– 1497
You
have to remember how little was known about our big old world, way back when, more
than 500 years ago. People couldn't have imagined how big and
especially how old the world was...and they didn't know how many
continents and large islands there might be, nor how large the seas
in between the lands were, nor what the best routes from Point A to
Point B might be.
When
we say “voyage of discovery”—we mean a voyage into the complete
unknown, a brave attempt to discover useful knowledge (and riches).
Portugal's
King John II knew a lot more than most, because Portuguese sailors
had been exploring Africa bit by bit, sailing ships farther and
farther south along the continent. Finally, in 1488, a captain named
Bartolomeu Dias had rounded the bottom of the continent and started
traveling north-east instead of south, as far as Fish River in what
is now South Africa. He reported seeing coastline stretching on and
on to the north-east...
The
next of Portugal's kings, Manuel I, sent out another expedition. He
chose Vasco da Gama as the captain—and he told him to travel all
the way to India, a land previously explored by overland travelers,
and to obtain trading rights for spices.
Vasco
da Gama led a fleet of four ships with combined crews of 170 men.

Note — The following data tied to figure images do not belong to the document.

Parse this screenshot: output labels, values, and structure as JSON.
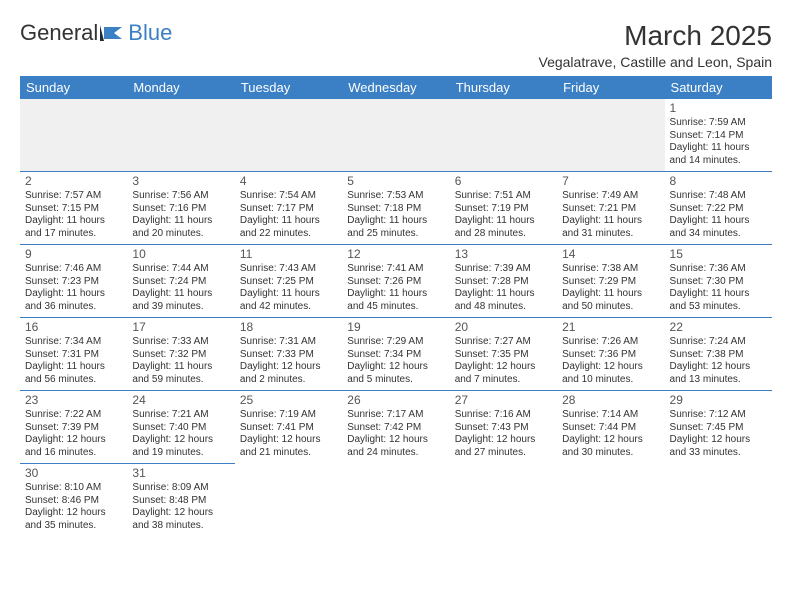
{
  "brand": {
    "part1": "General",
    "part2": "Blue"
  },
  "title": "March 2025",
  "location": "Vegalatrave, Castille and Leon, Spain",
  "colors": {
    "header_bg": "#3b7fc4",
    "header_fg": "#ffffff",
    "rule": "#3b7fc4"
  },
  "day_names": [
    "Sunday",
    "Monday",
    "Tuesday",
    "Wednesday",
    "Thursday",
    "Friday",
    "Saturday"
  ],
  "weeks": [
    [
      null,
      null,
      null,
      null,
      null,
      null,
      {
        "n": "1",
        "sr": "Sunrise: 7:59 AM",
        "ss": "Sunset: 7:14 PM",
        "dl": "Daylight: 11 hours and 14 minutes."
      }
    ],
    [
      {
        "n": "2",
        "sr": "Sunrise: 7:57 AM",
        "ss": "Sunset: 7:15 PM",
        "dl": "Daylight: 11 hours and 17 minutes."
      },
      {
        "n": "3",
        "sr": "Sunrise: 7:56 AM",
        "ss": "Sunset: 7:16 PM",
        "dl": "Daylight: 11 hours and 20 minutes."
      },
      {
        "n": "4",
        "sr": "Sunrise: 7:54 AM",
        "ss": "Sunset: 7:17 PM",
        "dl": "Daylight: 11 hours and 22 minutes."
      },
      {
        "n": "5",
        "sr": "Sunrise: 7:53 AM",
        "ss": "Sunset: 7:18 PM",
        "dl": "Daylight: 11 hours and 25 minutes."
      },
      {
        "n": "6",
        "sr": "Sunrise: 7:51 AM",
        "ss": "Sunset: 7:19 PM",
        "dl": "Daylight: 11 hours and 28 minutes."
      },
      {
        "n": "7",
        "sr": "Sunrise: 7:49 AM",
        "ss": "Sunset: 7:21 PM",
        "dl": "Daylight: 11 hours and 31 minutes."
      },
      {
        "n": "8",
        "sr": "Sunrise: 7:48 AM",
        "ss": "Sunset: 7:22 PM",
        "dl": "Daylight: 11 hours and 34 minutes."
      }
    ],
    [
      {
        "n": "9",
        "sr": "Sunrise: 7:46 AM",
        "ss": "Sunset: 7:23 PM",
        "dl": "Daylight: 11 hours and 36 minutes."
      },
      {
        "n": "10",
        "sr": "Sunrise: 7:44 AM",
        "ss": "Sunset: 7:24 PM",
        "dl": "Daylight: 11 hours and 39 minutes."
      },
      {
        "n": "11",
        "sr": "Sunrise: 7:43 AM",
        "ss": "Sunset: 7:25 PM",
        "dl": "Daylight: 11 hours and 42 minutes."
      },
      {
        "n": "12",
        "sr": "Sunrise: 7:41 AM",
        "ss": "Sunset: 7:26 PM",
        "dl": "Daylight: 11 hours and 45 minutes."
      },
      {
        "n": "13",
        "sr": "Sunrise: 7:39 AM",
        "ss": "Sunset: 7:28 PM",
        "dl": "Daylight: 11 hours and 48 minutes."
      },
      {
        "n": "14",
        "sr": "Sunrise: 7:38 AM",
        "ss": "Sunset: 7:29 PM",
        "dl": "Daylight: 11 hours and 50 minutes."
      },
      {
        "n": "15",
        "sr": "Sunrise: 7:36 AM",
        "ss": "Sunset: 7:30 PM",
        "dl": "Daylight: 11 hours and 53 minutes."
      }
    ],
    [
      {
        "n": "16",
        "sr": "Sunrise: 7:34 AM",
        "ss": "Sunset: 7:31 PM",
        "dl": "Daylight: 11 hours and 56 minutes."
      },
      {
        "n": "17",
        "sr": "Sunrise: 7:33 AM",
        "ss": "Sunset: 7:32 PM",
        "dl": "Daylight: 11 hours and 59 minutes."
      },
      {
        "n": "18",
        "sr": "Sunrise: 7:31 AM",
        "ss": "Sunset: 7:33 PM",
        "dl": "Daylight: 12 hours and 2 minutes."
      },
      {
        "n": "19",
        "sr": "Sunrise: 7:29 AM",
        "ss": "Sunset: 7:34 PM",
        "dl": "Daylight: 12 hours and 5 minutes."
      },
      {
        "n": "20",
        "sr": "Sunrise: 7:27 AM",
        "ss": "Sunset: 7:35 PM",
        "dl": "Daylight: 12 hours and 7 minutes."
      },
      {
        "n": "21",
        "sr": "Sunrise: 7:26 AM",
        "ss": "Sunset: 7:36 PM",
        "dl": "Daylight: 12 hours and 10 minutes."
      },
      {
        "n": "22",
        "sr": "Sunrise: 7:24 AM",
        "ss": "Sunset: 7:38 PM",
        "dl": "Daylight: 12 hours and 13 minutes."
      }
    ],
    [
      {
        "n": "23",
        "sr": "Sunrise: 7:22 AM",
        "ss": "Sunset: 7:39 PM",
        "dl": "Daylight: 12 hours and 16 minutes."
      },
      {
        "n": "24",
        "sr": "Sunrise: 7:21 AM",
        "ss": "Sunset: 7:40 PM",
        "dl": "Daylight: 12 hours and 19 minutes."
      },
      {
        "n": "25",
        "sr": "Sunrise: 7:19 AM",
        "ss": "Sunset: 7:41 PM",
        "dl": "Daylight: 12 hours and 21 minutes."
      },
      {
        "n": "26",
        "sr": "Sunrise: 7:17 AM",
        "ss": "Sunset: 7:42 PM",
        "dl": "Daylight: 12 hours and 24 minutes."
      },
      {
        "n": "27",
        "sr": "Sunrise: 7:16 AM",
        "ss": "Sunset: 7:43 PM",
        "dl": "Daylight: 12 hours and 27 minutes."
      },
      {
        "n": "28",
        "sr": "Sunrise: 7:14 AM",
        "ss": "Sunset: 7:44 PM",
        "dl": "Daylight: 12 hours and 30 minutes."
      },
      {
        "n": "29",
        "sr": "Sunrise: 7:12 AM",
        "ss": "Sunset: 7:45 PM",
        "dl": "Daylight: 12 hours and 33 minutes."
      }
    ],
    [
      {
        "n": "30",
        "sr": "Sunrise: 8:10 AM",
        "ss": "Sunset: 8:46 PM",
        "dl": "Daylight: 12 hours and 35 minutes."
      },
      {
        "n": "31",
        "sr": "Sunrise: 8:09 AM",
        "ss": "Sunset: 8:48 PM",
        "dl": "Daylight: 12 hours and 38 minutes."
      },
      null,
      null,
      null,
      null,
      null
    ]
  ]
}
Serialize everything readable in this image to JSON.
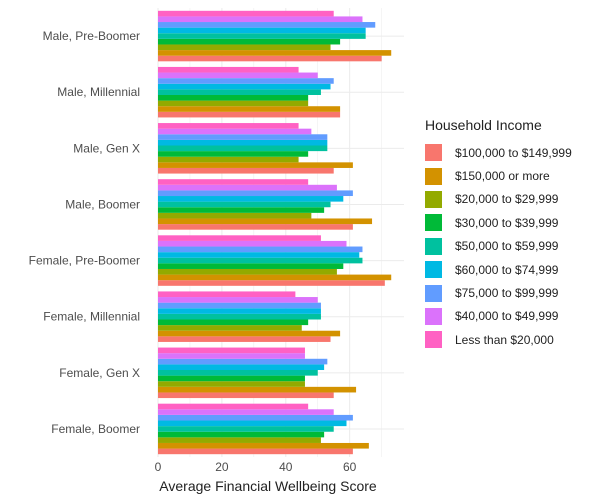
{
  "chart_data": {
    "type": "bar",
    "orientation": "horizontal",
    "xlabel": "Average Financial Wellbeing Score",
    "ylabel": "",
    "xlim": [
      0,
      77
    ],
    "x_ticks": [
      0,
      20,
      40,
      60
    ],
    "grid": true,
    "legend_position": "right",
    "legend_title": "Household Income",
    "categories": [
      "Female, Boomer",
      "Female, Gen X",
      "Female, Millennial",
      "Female, Pre-Boomer",
      "Male, Boomer",
      "Male, Gen X",
      "Male, Millennial",
      "Male, Pre-Boomer"
    ],
    "series": [
      {
        "name": "$100,000 to $149,999",
        "color": "#F8766D",
        "values": [
          61,
          55,
          54,
          71,
          61,
          55,
          57,
          70
        ]
      },
      {
        "name": "$150,000 or more",
        "color": "#D39200",
        "values": [
          66,
          62,
          57,
          73,
          67,
          61,
          57,
          73
        ]
      },
      {
        "name": "$20,000 to $29,999",
        "color": "#93AA00",
        "values": [
          51,
          46,
          45,
          56,
          48,
          44,
          47,
          54
        ]
      },
      {
        "name": "$30,000 to $39,999",
        "color": "#00BA38",
        "values": [
          52,
          46,
          47,
          58,
          52,
          47,
          47,
          57
        ]
      },
      {
        "name": "$50,000 to $59,999",
        "color": "#00C19F",
        "values": [
          55,
          50,
          51,
          64,
          54,
          53,
          51,
          65
        ]
      },
      {
        "name": "$60,000 to $74,999",
        "color": "#00B9E3",
        "values": [
          59,
          52,
          51,
          63,
          58,
          53,
          54,
          65
        ]
      },
      {
        "name": "$75,000 to $99,999",
        "color": "#619CFF",
        "values": [
          61,
          53,
          51,
          64,
          61,
          53,
          55,
          68
        ]
      },
      {
        "name": "$40,000 to $49,999",
        "color": "#DB72FB",
        "values": [
          55,
          46,
          50,
          59,
          56,
          48,
          50,
          64
        ]
      },
      {
        "name": "Less than $20,000",
        "color": "#FF61C3",
        "values": [
          47,
          46,
          43,
          51,
          47,
          44,
          44,
          55
        ]
      }
    ]
  }
}
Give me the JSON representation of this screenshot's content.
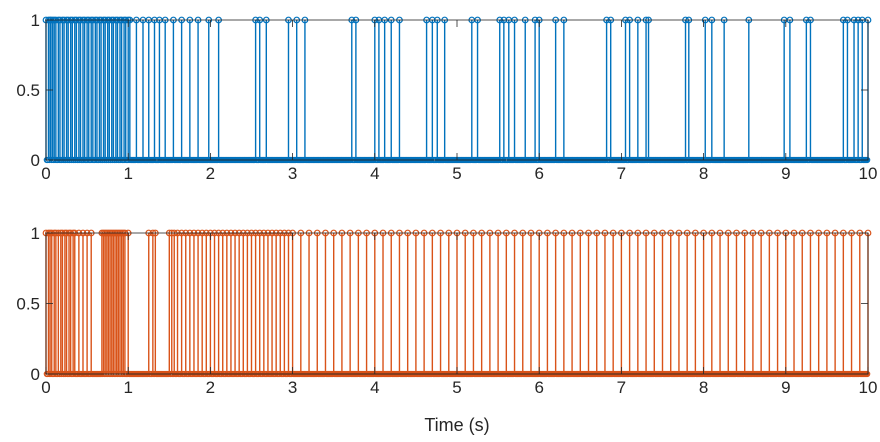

They sailed away from Lisbon on this day in 1497. They had no doubt heard
about Christopher Columbus's journeys to the “Indies” (although
Columbus hadn't actually reached the East Indies, as he had hoped),
but these ships were sailing south and east rather than west, and they were
determined to return successful.
In
actual fact, only 55 of the men returned at all, on just two of the ships.
Although the expedition met many dangers and difficulties, including
hostile Muslim traders and an unimpressed King of Calicut who
demanded more payment than the “trivial” gifts Gama gave him on
behalf of King Manuel I, the main reason so few men lived to
return was that Gama ignored the locals' knowledge of the monsoons
and tried to make an Indian Ocean crossing at the wrong time.
Earlier that year, the crossing eastward took just 23 days, but
fighting the monsoon winds, the westward crossing took 132 days. Many
of Gama's men died, and many of those who survived the crossing were suffering from scurvy.
After some recovery time, Gama led the two surviving ships back
around the Cape of Good Hope and eventually northward to Portugal.
Even
though Gama's relations with the King of Calicut were strained and
trading rights hadn't been established, Gama received a hero's
welcome back in Portugal. He had of course mapped out more unknown
lands and seas, he'd succeeded in reaching India from Europe by sea
(which had never been done before), and he had brought back spices
and other goods worth sixty times what the expedition cost!